It's hard to imagine anything more serious than a trial on charges of international terrorism. The suspect faces life in prison and his would-be victims, who prosecutors say closely escaped a fiery death, offered testimony that sealed his fate. Umar Farouk Abdulmutallab, the Nigerian man charged with trying to blow up a flight from Amsterdam to Detroit on Christmas Day, 2009, pleaded guilty on Wednesday morning after just one day of testimony as federal prosecutors laid out their case against him. Abdulmutallab, you'll remember, tried to detonate a chemical bomb he had hidden in his underwear as the plane flew over Detroit, but after it flared up it failed to explode. Witnesses for the government on Tuesday described a chaotic scene in which passengers rushed to subdue a man bent on killing them over a major city. But for all its gravity, the short-lived Abdulmutallab trial has grabbed imaginations because of its abundance of surreal, and at times even funny, descriptions of his thwarted attack attempt. One thing about Abdulmutallab's guilty plea: It will save him further embarrassment at trial.
"Dude, your pants are on fire": The quote that led the Detroit Free Press's coverage got wide play on Twitter. Los Angeles news anchor Pam Cook declared it the "quote of the week." Scott Cassel, a Twitter user following the story, encapsulated people's feeling about the line: "I know this is serious, but read it and see if u smile." The quote came from Michael Zantow, a passenger from Wisconsin, who sat behind Abdulmutallab and testified on Tuesday. From the Free Press's testimony blog:
Zantow noticed Abdulmuttalab put a blanket over his head, prompting a flight attendant to ask him if he was okay.
“I saw movement… as he was pulling an airline blanket over his head and shoulders,” said Zantow. After that, maybe 4-5 minutes later, Zantow heard a loud pop that sounded like a firecracker. He couldn’t tell exactly where it came from.
After the pop, “everyone kinda looked around,” Zantow said. About 30 seconds later, a passenger yelled: “Hey dude, your pants are on fire.”
Adult diapers: Reporters seemed to struggle to describe Abdulmutallab's "bulky" underwear in more serious terms. Zantow testified that "they were bulky and they were burning," and reportedly got a laugh from the jury when he compared them to child's pull-up diapers. The comparison made it into The New York Times, where reporter Monica Davey wrote that "his underwear looked peculiar, almost like a child’s pull-up or an adult diaper."

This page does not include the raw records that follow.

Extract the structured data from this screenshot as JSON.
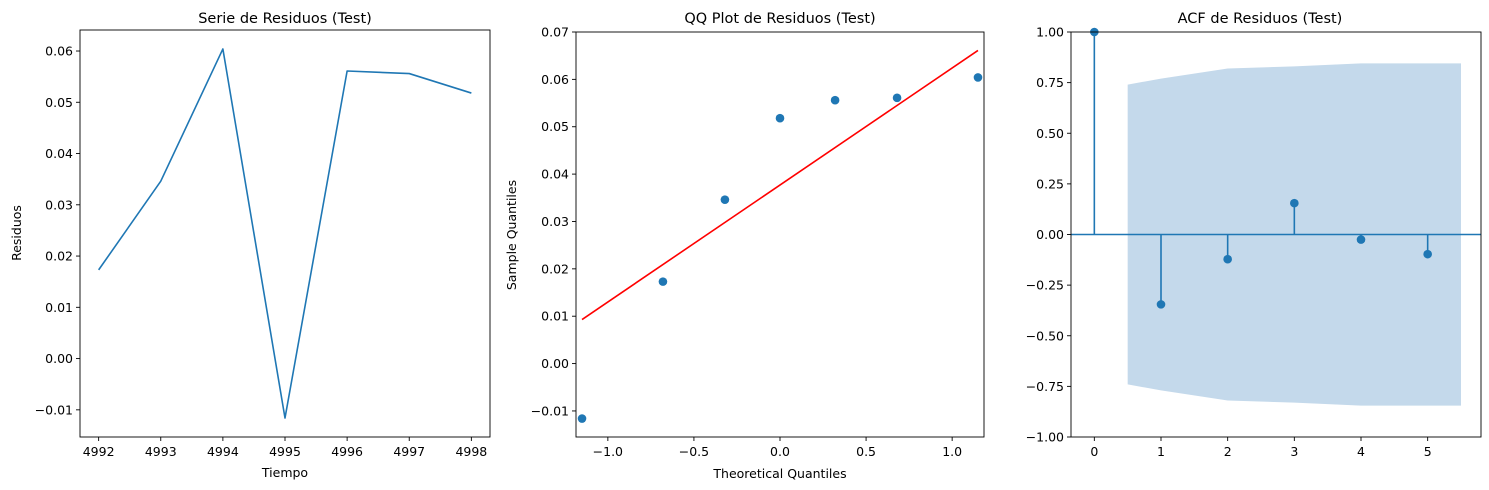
{
  "chart_data": [
    {
      "type": "line",
      "title": "Serie de Residuos (Test)",
      "xlabel": "Tiempo",
      "ylabel": "Residuos",
      "x": [
        4992,
        4993,
        4994,
        4995,
        4996,
        4997,
        4998
      ],
      "series": [
        {
          "values": [
            0.0173,
            0.0346,
            0.0604,
            -0.0116,
            0.0561,
            0.0556,
            0.0518
          ],
          "color": "#1f77b4"
        }
      ],
      "xlim": [
        4991.7,
        4998.3
      ],
      "ylim": [
        -0.0153,
        0.0641
      ],
      "xticks": [
        4992,
        4993,
        4994,
        4995,
        4996,
        4997,
        4998
      ],
      "xtick_labels": [
        "4992",
        "4993",
        "4994",
        "4995",
        "4996",
        "4997",
        "4998"
      ],
      "yticks": [
        -0.01,
        0.0,
        0.01,
        0.02,
        0.03,
        0.04,
        0.05,
        0.06
      ],
      "ytick_labels": [
        "−0.01",
        "0.00",
        "0.01",
        "0.02",
        "0.03",
        "0.04",
        "0.05",
        "0.06"
      ],
      "grid": false
    },
    {
      "type": "scatter",
      "title": "QQ Plot de Residuos (Test)",
      "xlabel": "Theoretical Quantiles",
      "ylabel": "Sample Quantiles",
      "points": {
        "x": [
          -1.15,
          -0.68,
          -0.32,
          0.0,
          0.32,
          0.68,
          1.15
        ],
        "y": [
          -0.0116,
          0.0173,
          0.0346,
          0.0518,
          0.0556,
          0.0561,
          0.0604
        ],
        "color": "#1f77b4"
      },
      "reference_line": {
        "x": [
          -1.15,
          1.15
        ],
        "y": [
          0.0093,
          0.0661
        ],
        "color": "#ff0000"
      },
      "xlim": [
        -1.185,
        1.185
      ],
      "ylim": [
        -0.0155,
        0.07
      ],
      "xticks": [
        -1.0,
        -0.5,
        0.0,
        0.5,
        1.0
      ],
      "xtick_labels": [
        "−1.0",
        "−0.5",
        "0.0",
        "0.5",
        "1.0"
      ],
      "yticks": [
        -0.01,
        0.0,
        0.01,
        0.02,
        0.03,
        0.04,
        0.05,
        0.06,
        0.07
      ],
      "ytick_labels": [
        "−0.01",
        "0.00",
        "0.01",
        "0.02",
        "0.03",
        "0.04",
        "0.05",
        "0.06",
        "0.07"
      ],
      "grid": false
    },
    {
      "type": "bar",
      "subtype": "stem",
      "title": "ACF de Residuos (Test)",
      "xlabel": "",
      "ylabel": "",
      "lags": [
        0,
        1,
        2,
        3,
        4,
        5
      ],
      "values": [
        1.0,
        -0.345,
        -0.122,
        0.155,
        -0.025,
        -0.097
      ],
      "color": "#1f77b4",
      "confidence_band": {
        "x": [
          0.5,
          1,
          2,
          3,
          4,
          5,
          5.5
        ],
        "upper": [
          0.74,
          0.77,
          0.82,
          0.83,
          0.845,
          0.845,
          0.845
        ],
        "lower": [
          -0.74,
          -0.77,
          -0.82,
          -0.83,
          -0.845,
          -0.845,
          -0.845
        ],
        "color": "#c4d9eb"
      },
      "xlim": [
        -0.35,
        5.8
      ],
      "ylim": [
        -1.0,
        1.0
      ],
      "xticks": [
        0,
        1,
        2,
        3,
        4,
        5
      ],
      "xtick_labels": [
        "0",
        "1",
        "2",
        "3",
        "4",
        "5"
      ],
      "yticks": [
        -1.0,
        -0.75,
        -0.5,
        -0.25,
        0.0,
        0.25,
        0.5,
        0.75,
        1.0
      ],
      "ytick_labels": [
        "−1.00",
        "−0.75",
        "−0.50",
        "−0.25",
        "0.00",
        "0.25",
        "0.50",
        "0.75",
        "1.00"
      ],
      "grid": false
    }
  ]
}
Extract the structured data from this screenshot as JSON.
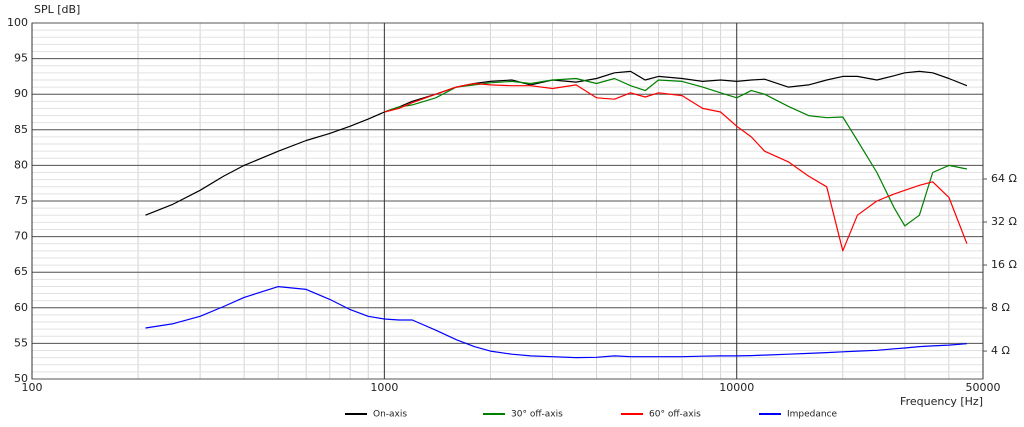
{
  "chart_data": {
    "type": "line",
    "y_label": "SPL [dB]",
    "x_label": "Frequency [Hz]",
    "xscale": "log",
    "xlim": [
      100,
      50000
    ],
    "xticks": [
      100,
      1000,
      10000,
      50000
    ],
    "ylim": [
      50,
      100
    ],
    "yticks": [
      50,
      55,
      60,
      65,
      70,
      75,
      80,
      85,
      90,
      95,
      100
    ],
    "y2scale": "log",
    "y2lim": [
      2.55,
      790
    ],
    "y2ticks": [
      {
        "value": 4,
        "label": "4 Ω"
      },
      {
        "value": 8,
        "label": "8 Ω"
      },
      {
        "value": 16,
        "label": "16 Ω"
      },
      {
        "value": 32,
        "label": "32 Ω"
      },
      {
        "value": 64,
        "label": "64 Ω"
      }
    ],
    "grid": true,
    "minor_grid": true,
    "legend": "bottom",
    "x": [
      210,
      250,
      300,
      350,
      400,
      500,
      600,
      700,
      800,
      900,
      1000,
      1100,
      1200,
      1400,
      1600,
      1800,
      2000,
      2300,
      2600,
      3000,
      3500,
      4000,
      4500,
      5000,
      5500,
      6000,
      7000,
      8000,
      9000,
      10000,
      11000,
      12000,
      14000,
      16000,
      18000,
      20000,
      22000,
      25000,
      28000,
      30000,
      33000,
      36000,
      40000,
      45000
    ],
    "series": [
      {
        "name": "On-axis",
        "color": "#000000",
        "values": [
          73,
          74.5,
          76.5,
          78.5,
          80,
          82,
          83.5,
          84.5,
          85.5,
          86.5,
          87.5,
          88.2,
          89,
          90,
          91,
          91.5,
          91.8,
          92,
          91.3,
          92,
          91.7,
          92.2,
          93,
          93.2,
          92,
          92.5,
          92.2,
          91.8,
          92,
          91.8,
          92,
          92.1,
          91,
          91.3,
          92,
          92.5,
          92.5,
          92,
          92.6,
          93,
          93.2,
          93,
          92.2,
          91.2
        ]
      },
      {
        "name": "30° off-axis",
        "color": "#008000",
        "values": [
          null,
          null,
          null,
          null,
          null,
          null,
          null,
          null,
          null,
          null,
          87.5,
          88.2,
          88.5,
          89.5,
          91,
          91.3,
          91.6,
          91.8,
          91.5,
          92,
          92.2,
          91.5,
          92.2,
          91.2,
          90.5,
          92,
          91.8,
          91,
          90.2,
          89.5,
          90.5,
          90,
          88.3,
          87,
          86.7,
          86.8,
          83.5,
          79,
          74,
          71.5,
          73,
          79,
          80,
          79.5
        ]
      },
      {
        "name": "60° off-axis",
        "color": "#ff0000",
        "values": [
          null,
          null,
          null,
          null,
          null,
          null,
          null,
          null,
          null,
          null,
          87.5,
          88,
          88.8,
          90,
          91,
          91.5,
          91.3,
          91.2,
          91.2,
          90.8,
          91.3,
          89.5,
          89.3,
          90.2,
          89.6,
          90.2,
          89.8,
          88,
          87.5,
          85.5,
          84,
          82,
          80.5,
          78.5,
          77,
          68,
          73,
          75,
          76,
          76.5,
          77.2,
          77.7,
          75.5,
          69
        ]
      },
      {
        "name": "Impedance",
        "color": "#0000ff",
        "axis": "y2",
        "values": [
          5.8,
          6.2,
          7,
          8.2,
          9.5,
          11.3,
          10.8,
          9.2,
          7.8,
          7,
          6.7,
          6.6,
          6.6,
          5.6,
          4.8,
          4.3,
          4.0,
          3.8,
          3.7,
          3.65,
          3.6,
          3.62,
          3.7,
          3.65,
          3.65,
          3.65,
          3.65,
          3.68,
          3.7,
          3.7,
          3.72,
          3.75,
          3.8,
          3.85,
          3.9,
          3.95,
          4.0,
          4.05,
          4.15,
          4.2,
          4.3,
          4.35,
          4.4,
          4.5
        ]
      }
    ]
  }
}
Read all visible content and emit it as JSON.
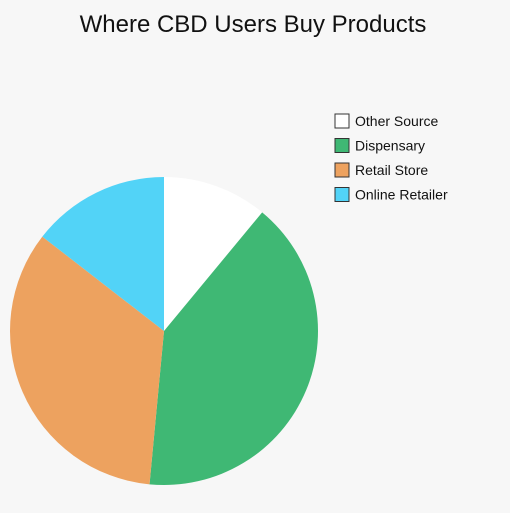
{
  "chart_data": {
    "type": "pie",
    "title": "Where CBD Users Buy Products",
    "legend_position": "right",
    "slices": [
      {
        "label": "Other Source",
        "value": 11,
        "color": "#ffffff"
      },
      {
        "label": "Dispensary",
        "value": 40.5,
        "color": "#3fb874"
      },
      {
        "label": "Retail Store",
        "value": 34,
        "color": "#eda25f"
      },
      {
        "label": "Online Retailer",
        "value": 14.5,
        "color": "#52d3f7"
      }
    ],
    "legend": [
      {
        "label": "Other Source",
        "color": "#ffffff"
      },
      {
        "label": "Dispensary",
        "color": "#3fb874"
      },
      {
        "label": "Retail Store",
        "color": "#eda25f"
      },
      {
        "label": "Online Retailer",
        "color": "#52d3f7"
      }
    ]
  }
}
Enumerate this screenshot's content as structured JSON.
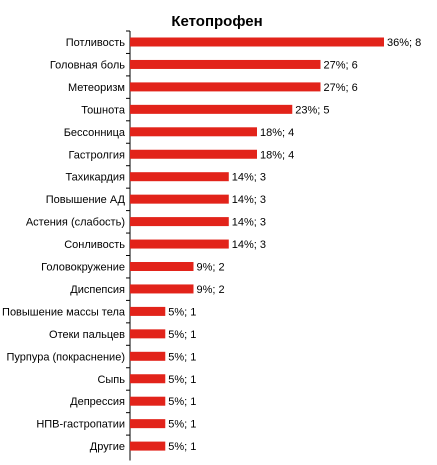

Burned genitals: Shortly before the start of the trial, Abdulmutallab's standby defense lawyer, Anthony Chambers, moved to block a hospital photo showing Abdulmutallab's burned genitals from evidence. U.S. District Judge Nancy Edmunds denied the request, but prosecutors had not yet presented the photo when Abdulmutallab pleaded guilty. Now that he has conceded his guilt, he'll escape the embarrassment of having the picture shown in court.
Naked and defeated: Abdulmutallab wanted to go out in an explosion that would rock the United States on behalf of Al Qaeda, prosecutors allege. But when his chemical bomb failed to work, his situation turned into the exact opposite of that. Like a bad dream, Abdulmutallab had to sit out the rest of his flight to Detroit pantsless, burned, and restrained. The Free Press's testimony blog from Tuesday has more:
Tukel said the defendant pulled down his pants to push the plunger on the bomb. After a passenger put out the fire, he essentially sat naked from the waist down for the rest of the flight.
A man who sat with Abdulmutallab in the business section said the defendant admitted trying to ignite a bomb, Tukel said. A flight attendant seated across from Abdulmutallab talked with him. She asked him if he was in pain from burns. He nodded his head yes. She asked him what he had in his pocket. He didn’t answer. She asked again. He told her he had an explosive device, Tukel said.
Had enough: The giggles at his failed attempt seem to have gotten to Abdulmutallab. According to Wednesday's testimony blog, after he acknowledged his guilt, "he warned the U.S. that, if it continued to murder innocent Muslims, a calamity would befall the U.S. 'If you laugh at us now, we will laugh at you later,' he said."